A space-efficient data structure to represent large sets.

Synopsis

context create  <name> bloom-filter --capacity <capacity> --fp-probability <probability>
context update <name> [--key <field>]
context delete <name>
context reset <name>
context save <name>
context load <name>
context inspect <name>
enrich <name>
lookup <name>

Description

The bloom-filter context is a Bloom filter that stores large sets data in a compact way, at the cost of false positives during lookup.

The Bloom filter has two tuning knobs:

  1. Capacity: the maximum number of items in the filter.
  2. False-positive probability: the chance of reporting an indicator not in the filter.

These two parameters dictate the space usage of the Bloom filter. Consult Thomas Hurst's Bloom Filter Calculator for finding the optimal configuration for your use case.

Bloom filter terminology commonly uses the following parameter abbreviations:

ParameterNameDescription
nCapacityThe maximum number of unique elements that guarantee the configured false-positive probability
mSizeThe number of bits that the Bloom filter occupies
pFalse positive probabilityThe probability of erroneously reporting an element to be in the set

The Bloom filter implementation is a C++ rebuild of DCSO's bloom library.
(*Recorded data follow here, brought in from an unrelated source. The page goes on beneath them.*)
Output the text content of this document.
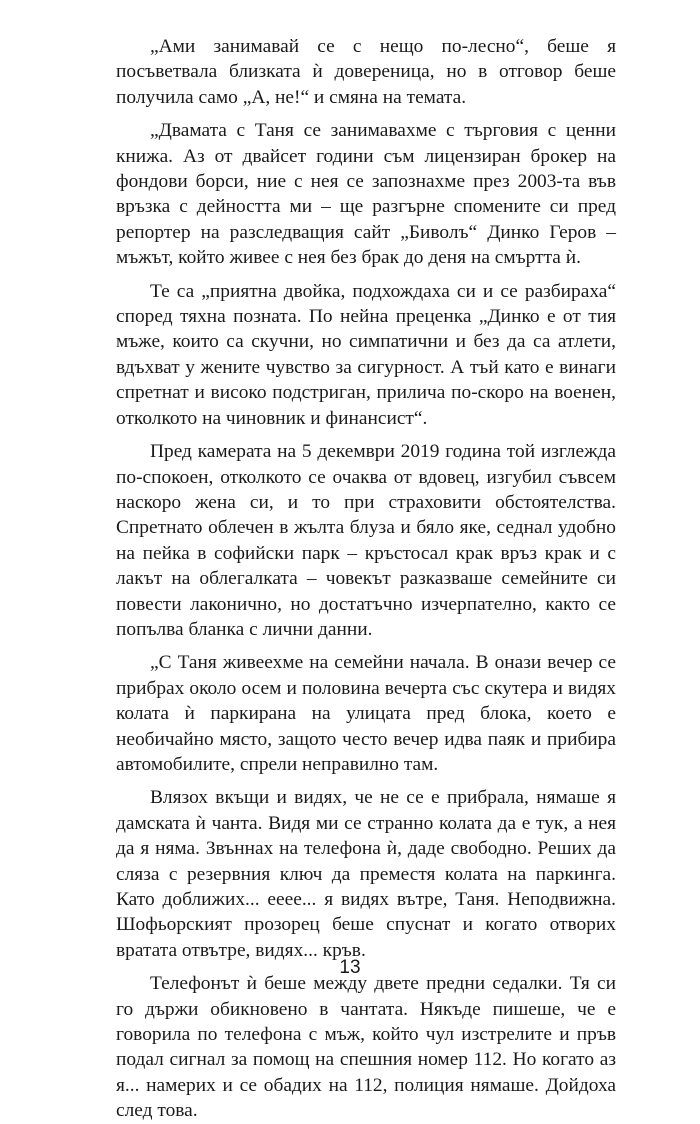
„Ами занимавай се с нещо по-лесно“, беше я посъветвала близката ѝ довереница, но в отговор беше получила само „А, не!“ и смяна на темата.

„Двамата с Таня се занимавахме с търговия с ценни книжа. Аз от двайсет години съм лицензиран брокер на фондови борси, ние с нея се запознахме през 2003-та във връзка с дейността ми – ще разгърне спомените си пред репортер на разследващия сайт „Биволъ“ Динко Геров – мъжът, който живее с нея без брак до деня на смъртта ѝ.

Те са „приятна двойка, подхождаха си и се разбираха“ според тяхна позната. По нейна преценка „Динко е от тия мъже, които са скучни, но симпатични и без да са атлети, вдъхват у жените чувство за сигурност. А тъй като е винаги спретнат и високо подстриган, прилича по-скоро на военен, отколкото на чиновник и финансист“.

Пред камерата на 5 декември 2019 година той изглежда по-спокоен, отколкото се очаква от вдовец, изгубил съвсем наскоро жена си, и то при страховити обстоятелства. Спретнато облечен в жълта блуза и бяло яке, седнал удобно на пейка в софийски парк – кръстосал крак връз крак и с лакът на облегалката – човекът разказваше семейните си повести лаконично, но достатъчно изчерпателно, както се попълва бланка с лични данни.

„С Таня живеехме на семейни начала. В онази вечер се прибрах около осем и половина вечерта със скутера и видях колата ѝ паркирана на улицата пред блока, което е необичайно място, защото често вечер идва паяк и прибира автомобилите, спрели неправилно там.

Влязох вкъщи и видях, че не се е прибрала, нямаше я дамската ѝ чанта. Видя ми се странно колата да е тук, а нея да я няма. Звъннах на телефона ѝ, даде свободно. Реших да сляза с резервния ключ да преместя колата на паркинга. Като доближих... ееее... я видях вътре, Таня. Неподвижна. Шофьорският прозорец беше спуснат и когато отворих вратата отвътре, видях... кръв.

Телефонът ѝ беше между двете предни седалки. Тя си го държи обикновено в чантата. Някъде пишеше, че е говорила по телефона с мъж, който чул изстрелите и пръв подал сигнал за помощ на спешния номер 112. Но когато аз я... намерих и се обадих на 112, полиция нямаше. Дойдоха след това.

13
It is binary-compatible and uses the exact same method for FNV1 hashing and parameter calculation, making it a drop-in replacement for bloom users.

--capacity <capacity>

The maximum number of unique items the Bloom filter can hold while guaranteeing the configured false-positive probability.

--fp-probability <probability>

The probability of a false positive when looking up an item in the Bloom filter.

Must be within 0.0 and 1.0.

--key <field>

The field in the input to be inserted into the Bloom filter.

If an element exists already in the Bloom filter, the update operation is a no-op.

Defaults to the first field of the input.